A lack of foreign keys – a bad culture example.

G’day,

One of the things that I’ve been seeing more often than I would like to lately is large databases with no foreign keys – or minimal foreign keys (and often with those minimal set of keys disabled)

By large databases I’m roughly meaning databases with several hundred tables, and I usually see a lot of these tables with several hundred GB’s of data in them.

When I generally ask about the reason for no foreign key, I’m told

  1. they add  overhead
  2. they give no benefit
  3. we can’t enter our data properly when we have them

The last one in the above list is generally down to poor modelling – an example being entering a later part of a financial transaction before the first part of the financial transaction has taken place. Once both parts of the financial transaction have taken place then the database is left in a consistent state – BUT, that generally being handled by the app NOT the database – OUCH!

My first though here is “I’m glad I don’t use this company” – and I also wonder why auditing or testing has not picked it up. Quite often it has but somebody, somewhere has decided that there’s a reasonably low chance of that occurring and so no action has been taken – until the ‘bug’ is discovered sometime later and at that point takes a long time – and a lot of money – to fix.

Points 1 and 2 are quoted more often than I would like also – usually stemming from statements that were made by somebody who worked with a long dead version of the database and didn’t quite take the time to understand fully how relational databases work – but who had tremendous influence in the company and a reputation that meant they were not to be crossed. (they have since been proved wrong but have failed to accept it)

These are simply examples of now bad culture can lead to problems years down the road.

Looking at a lot of database that lacked foreign keys, it’s usually pretty simply to find examples of inconsistent data in the tables. – caused by the three issues above.

The moral of the story here is

Always question, always learn and really try to avoid issues that are bound to come back and haunt you.

Always try to build good culture.

Have a great day.

Cheers

Martin.

 

 

 

 

 

5 thoughts on “A lack of foreign keys – a bad culture example.”

  1. Or how about: it’s a BI data warehouse, not a relational database. FK is enforced via nature of etl processes. Why have overhead when dealing with millions/billions of rows.

    Also makes doing database admin tasks a pain with DK relationships.

    And to verify all is good, having a periodic process to double check no orphan keys.

    Do you see any problem with that? I don’t.

    And I assume many more cases / reasons exist

  2. I once consulted at a major income tax return company that had absolutely no foreign keys in their hundreds of tables database. As a consultant, the first thing I typically do is build a diagram of the database, or at least the portion of it that I need to work with, so I can see the relationships between the tables. When I did this I got what looked like a blank diagram, which was really puzzling. Was there something wrong with SSMS? Then I dusted off my tired eyes and notice a faint series of tiny dots forming a straight line running across the middle of the screen.

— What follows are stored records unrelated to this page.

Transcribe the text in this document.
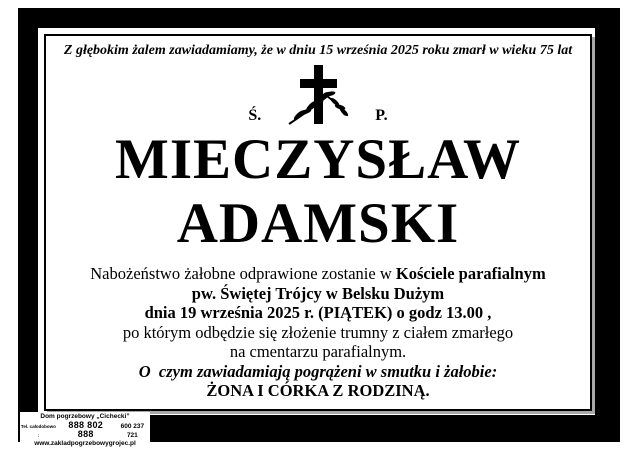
Z głębokim żalem zawiadamiamy, że w dniu 15 września 2025 roku zmarł w wieku 75 lat
Ś.	P.
MIECZYSŁAW
ADAMSKI
Nabożeństwo żałobne odprawione zostanie w Kościele parafialnym
pw. Świętej Trójcy w Belsku Dużym
dnia 19 września 2025 r. (PIĄTEK) o godz 13.00 ,
po którym odbędzie się złożenie trumny z ciałem zmarłego
na cmentarzu parafialnym.
O  czym zawiadamiają pogrążeni w smutku i żałobie:
ŻONA I CÓRKA Z RODZINĄ.
Dom pogrzebowy „Cichecki”
Tel. całodobowo :
888 802 888
600 237 721
www.zakladpogrzebowygrojec.pl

When I zoomed in about 100 times, there were all the tables, neatly lying side by side because there were no foreign keys to give any structure to the diagram.

  3. Completely agree. This is all too common even with “professionally” developed software. Lots of bad DBAs out there who can’t make the case for constraints.

  4. It is discouraging, to meet “senior developers” (i.e., 10+years) who do not know what a foreign key is, how to define one, or have the vaguest idea of the benefits they provide.
    I have had several whose entire attitude to FKs is based on the “it’s to difficult to delete rows…”.

    Famous Naval saying:
    Measure with a Micrometer, Mark with Chalk, Chop with Ax.